Когда стала возвращаться жизнь, ощущение было во всех отношениях, противоположное прежнему. Одна простая, но смутная мысль — жалостное представление, что я утопал, — тяготела над Душой вместо множества ясных и определенных идей, которые только что пронеслись через нее. Беспомощная тоска, вроде кошмара, подавляла все мои ощущения, мешая образованию какой-либо определенной мысли, и я с трудом убедился, что жив действительно. Утопая, не чувствовал я ни малейшей физической боли; а теперь мучительная боль терзала весь состав мой; такого страдания я не испытывал впоследствии, несмотря на то, что бывал несколько раз ранен и часто подвергался тяжким хирургическим операциям.

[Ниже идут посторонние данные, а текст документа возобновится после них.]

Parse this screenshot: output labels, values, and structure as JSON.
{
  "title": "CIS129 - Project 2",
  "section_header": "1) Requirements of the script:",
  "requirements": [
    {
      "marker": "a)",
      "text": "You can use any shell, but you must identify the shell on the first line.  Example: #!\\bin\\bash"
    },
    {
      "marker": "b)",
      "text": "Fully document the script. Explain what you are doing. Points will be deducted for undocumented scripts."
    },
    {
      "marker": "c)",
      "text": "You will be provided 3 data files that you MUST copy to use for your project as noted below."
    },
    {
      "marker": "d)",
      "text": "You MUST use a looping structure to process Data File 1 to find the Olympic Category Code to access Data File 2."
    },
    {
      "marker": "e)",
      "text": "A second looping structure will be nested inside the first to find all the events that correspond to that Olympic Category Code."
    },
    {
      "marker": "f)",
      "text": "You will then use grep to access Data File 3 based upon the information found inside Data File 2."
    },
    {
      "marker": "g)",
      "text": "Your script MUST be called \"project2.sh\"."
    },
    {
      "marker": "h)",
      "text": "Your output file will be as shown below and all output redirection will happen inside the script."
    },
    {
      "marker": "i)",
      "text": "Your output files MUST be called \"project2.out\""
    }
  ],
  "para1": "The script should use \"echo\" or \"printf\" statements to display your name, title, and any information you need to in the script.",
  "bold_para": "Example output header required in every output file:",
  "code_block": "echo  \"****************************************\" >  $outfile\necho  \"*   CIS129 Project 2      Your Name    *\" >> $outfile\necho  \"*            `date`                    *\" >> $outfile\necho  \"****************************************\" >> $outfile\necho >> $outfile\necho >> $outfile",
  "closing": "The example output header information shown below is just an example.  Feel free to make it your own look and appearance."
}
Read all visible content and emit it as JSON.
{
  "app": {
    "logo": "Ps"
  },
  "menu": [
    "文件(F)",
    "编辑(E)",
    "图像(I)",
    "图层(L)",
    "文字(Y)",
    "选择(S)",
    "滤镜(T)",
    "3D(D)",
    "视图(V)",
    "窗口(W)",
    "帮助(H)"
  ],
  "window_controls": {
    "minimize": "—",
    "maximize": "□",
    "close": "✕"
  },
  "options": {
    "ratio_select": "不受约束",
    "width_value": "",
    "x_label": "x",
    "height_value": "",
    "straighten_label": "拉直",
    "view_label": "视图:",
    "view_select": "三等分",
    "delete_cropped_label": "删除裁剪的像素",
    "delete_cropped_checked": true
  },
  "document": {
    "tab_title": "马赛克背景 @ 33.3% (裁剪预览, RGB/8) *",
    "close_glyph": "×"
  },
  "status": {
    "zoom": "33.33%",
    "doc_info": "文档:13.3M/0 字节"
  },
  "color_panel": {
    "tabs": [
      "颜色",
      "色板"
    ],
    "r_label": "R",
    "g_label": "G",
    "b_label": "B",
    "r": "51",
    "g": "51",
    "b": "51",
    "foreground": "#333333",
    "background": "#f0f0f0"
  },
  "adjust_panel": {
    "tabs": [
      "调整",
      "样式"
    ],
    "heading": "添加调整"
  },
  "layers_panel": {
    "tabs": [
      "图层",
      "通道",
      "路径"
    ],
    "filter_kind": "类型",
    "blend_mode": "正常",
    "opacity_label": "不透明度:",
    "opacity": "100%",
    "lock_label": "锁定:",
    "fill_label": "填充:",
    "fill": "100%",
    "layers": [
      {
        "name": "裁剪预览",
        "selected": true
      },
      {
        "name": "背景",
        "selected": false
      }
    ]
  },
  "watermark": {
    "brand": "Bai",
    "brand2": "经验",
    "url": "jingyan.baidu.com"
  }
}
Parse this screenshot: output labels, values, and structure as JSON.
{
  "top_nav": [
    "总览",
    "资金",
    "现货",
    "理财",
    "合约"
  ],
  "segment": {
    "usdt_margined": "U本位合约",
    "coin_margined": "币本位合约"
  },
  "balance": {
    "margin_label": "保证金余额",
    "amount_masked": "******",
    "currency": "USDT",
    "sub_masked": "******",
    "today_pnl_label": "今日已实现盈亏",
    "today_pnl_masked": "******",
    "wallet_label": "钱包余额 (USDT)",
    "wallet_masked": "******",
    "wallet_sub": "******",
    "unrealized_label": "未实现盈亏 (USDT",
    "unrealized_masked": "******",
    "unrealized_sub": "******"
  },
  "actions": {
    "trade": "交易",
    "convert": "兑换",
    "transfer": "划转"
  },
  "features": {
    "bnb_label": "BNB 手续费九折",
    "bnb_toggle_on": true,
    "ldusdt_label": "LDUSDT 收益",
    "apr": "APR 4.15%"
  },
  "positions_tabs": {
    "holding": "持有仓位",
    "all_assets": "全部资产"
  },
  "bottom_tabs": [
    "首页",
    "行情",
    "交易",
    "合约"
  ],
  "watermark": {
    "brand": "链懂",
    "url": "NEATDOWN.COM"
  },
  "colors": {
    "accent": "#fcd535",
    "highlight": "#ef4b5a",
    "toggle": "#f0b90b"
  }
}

Однажды пуля прострелила мне легкие: я пролежал несколько часов ночью на палубе и, истекая кровью от других ран, потерял наконец сознание в обмороке. Не сомневаясь, что рана в легкие смертельна, конечно, в минуту обморока я имел полное ощущение смерти. Но в эту минуту не испытал я ничего похожего на то, что совершалось в душе у меня, когда я тонул; а приходя в себя после обморока, я разом пришел в ясное сознание о своем действительном состоянии».